Suburban World Newspapers
- Industry: Newspapers
- Founded: 1978
- Defunct: February 2001
- Fate: Bought and dissolved
- Successor: Community Newspaper Company
- Headquarters: Needham, Massachusetts United States
- Key people: William Barrett, founder and owner
- Products: Seven weekly newspapers in eastern Massachusetts
- Number of employees: 2001: 43

= Suburban World Newspapers =

Suburban World Newspapers, based in Needham, Massachusetts, United States, was a privately owned publisher of seven weekly newspapers in the suburbs west of Boston in the 1980s and 1990s.

The Boston Herald bought the company in 2001 and dissolved it into Community Newspaper Company, the largest weeklies publisher in Massachusetts. After the sale, Suburban World's two youngest newspapers were closed, while the others remain part of CNC, now owned by GateHouse Media.

== History ==
Newspaper publisher William Barrett founded Suburban World in 1978 after purchasing four newspapers in towns west of Boston. Suburban World's success caused Barrett to expand twice, adding papers in Westwood in 1987 and in Millis and Norfolk in 1995.

By contrast, the papers he bought in 1978 all had deep community roots: the Natick newspaper had been founded in 1865; two more dated from the early 20th century, and the youngest had been founded in 1956.

The newspapers developed a reputation for quality.

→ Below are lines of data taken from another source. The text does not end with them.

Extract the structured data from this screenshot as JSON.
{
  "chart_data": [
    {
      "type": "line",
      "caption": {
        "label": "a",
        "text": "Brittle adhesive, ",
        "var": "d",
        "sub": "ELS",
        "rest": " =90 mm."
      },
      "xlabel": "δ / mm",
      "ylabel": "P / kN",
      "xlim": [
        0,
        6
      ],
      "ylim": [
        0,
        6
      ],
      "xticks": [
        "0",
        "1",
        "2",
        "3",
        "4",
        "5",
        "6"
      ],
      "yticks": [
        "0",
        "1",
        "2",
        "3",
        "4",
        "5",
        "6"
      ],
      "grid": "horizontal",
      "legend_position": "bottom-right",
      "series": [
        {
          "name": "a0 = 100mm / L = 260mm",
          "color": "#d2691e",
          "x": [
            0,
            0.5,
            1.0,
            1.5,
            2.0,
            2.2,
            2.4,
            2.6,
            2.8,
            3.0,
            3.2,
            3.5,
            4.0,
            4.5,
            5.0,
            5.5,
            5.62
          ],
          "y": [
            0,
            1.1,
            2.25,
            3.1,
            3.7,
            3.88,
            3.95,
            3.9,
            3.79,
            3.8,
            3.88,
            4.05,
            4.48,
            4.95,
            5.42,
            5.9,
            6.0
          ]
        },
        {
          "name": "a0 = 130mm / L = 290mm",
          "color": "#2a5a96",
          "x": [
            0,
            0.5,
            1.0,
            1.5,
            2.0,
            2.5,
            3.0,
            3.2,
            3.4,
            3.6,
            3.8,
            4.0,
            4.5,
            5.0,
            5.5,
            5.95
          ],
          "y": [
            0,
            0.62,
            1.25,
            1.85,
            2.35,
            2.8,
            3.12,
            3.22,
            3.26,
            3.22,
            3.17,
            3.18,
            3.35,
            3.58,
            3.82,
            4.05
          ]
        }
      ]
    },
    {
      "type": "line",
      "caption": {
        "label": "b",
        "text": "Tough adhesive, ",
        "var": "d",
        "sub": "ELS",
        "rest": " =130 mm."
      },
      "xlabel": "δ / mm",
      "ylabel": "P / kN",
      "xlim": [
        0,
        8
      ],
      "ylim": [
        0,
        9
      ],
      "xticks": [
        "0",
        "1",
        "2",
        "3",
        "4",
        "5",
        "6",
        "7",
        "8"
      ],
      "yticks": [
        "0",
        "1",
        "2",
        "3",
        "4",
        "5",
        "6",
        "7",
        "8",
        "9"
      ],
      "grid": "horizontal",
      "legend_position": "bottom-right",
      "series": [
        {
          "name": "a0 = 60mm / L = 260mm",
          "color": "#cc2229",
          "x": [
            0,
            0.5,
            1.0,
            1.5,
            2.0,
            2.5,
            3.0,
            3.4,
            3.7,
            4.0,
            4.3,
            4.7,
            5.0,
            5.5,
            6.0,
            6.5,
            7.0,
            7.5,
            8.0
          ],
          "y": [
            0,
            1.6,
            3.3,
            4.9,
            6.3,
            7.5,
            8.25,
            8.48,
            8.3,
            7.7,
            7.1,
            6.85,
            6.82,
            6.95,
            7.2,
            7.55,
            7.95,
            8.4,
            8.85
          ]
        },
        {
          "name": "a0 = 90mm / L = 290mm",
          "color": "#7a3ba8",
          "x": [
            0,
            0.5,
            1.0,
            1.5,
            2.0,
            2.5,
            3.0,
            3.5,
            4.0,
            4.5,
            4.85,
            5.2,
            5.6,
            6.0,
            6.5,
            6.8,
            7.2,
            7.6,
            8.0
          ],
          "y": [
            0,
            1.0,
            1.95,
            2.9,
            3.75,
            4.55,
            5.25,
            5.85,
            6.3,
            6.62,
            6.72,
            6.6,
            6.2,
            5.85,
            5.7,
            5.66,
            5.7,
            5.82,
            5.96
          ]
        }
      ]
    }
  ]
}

Kirk Davis, who oversaw Suburban World's competitors in his role as publisher of Community Newspaper Company, said Suburban World did "an outstanding job, in some instances a better job than we were doing".

In 2001, Barrett, 56, decided to sell his newspapers for an undisclosed amount of money to his longtime competitor, which had long expressed an interest in buying Suburban World. The deal came shortly after CNC had been sold to the Boston Herald.

The move filled some gaps in CNC's coverage map, but also set up conflicts with previous CNC papers, notably the former MetroWest Tab newspapers. Eventually, the competing Tabs were closed and the Suburban World papers—most of which had decades-long histories in their communities, whereas the Tabs dated from the 1990s—remain in CNC today.

Two Suburban World papers were closed, however, prompting some reader backlash in Millis and Norfolk. Subscribers of the papers complained about a loss of local focus when CNC decided, soon after the sale, to fold them into the Country Gazette, a regional paper based in nearby Franklin.

== Properties ==
At the time of its sale to CNC in February 2001, Suburban World Newspapers consisted of the following titles, with a total weekly circulation of 26,000:

- Dover-Sherborn Press of Dover and Sherborn (founded 1956)
- Medfield Press of Medfield (founded 1922)
- Millis Press of Millis (founded 1995; closed 2001)
- Natick Bulletin of Natick (founded 1865)
- Needham Times of Needham (founded 1932)
- Norfolk Press of Norfolk (founded 1995; closed 2001)
- Westwood Press of Westwood (founded 1987)

The Dover-Sherborn, Natick and Needham papers are still published as part of GateHouse Media in CNC's Metro Unit; the Medfield and Westwood papers are in the West Unit.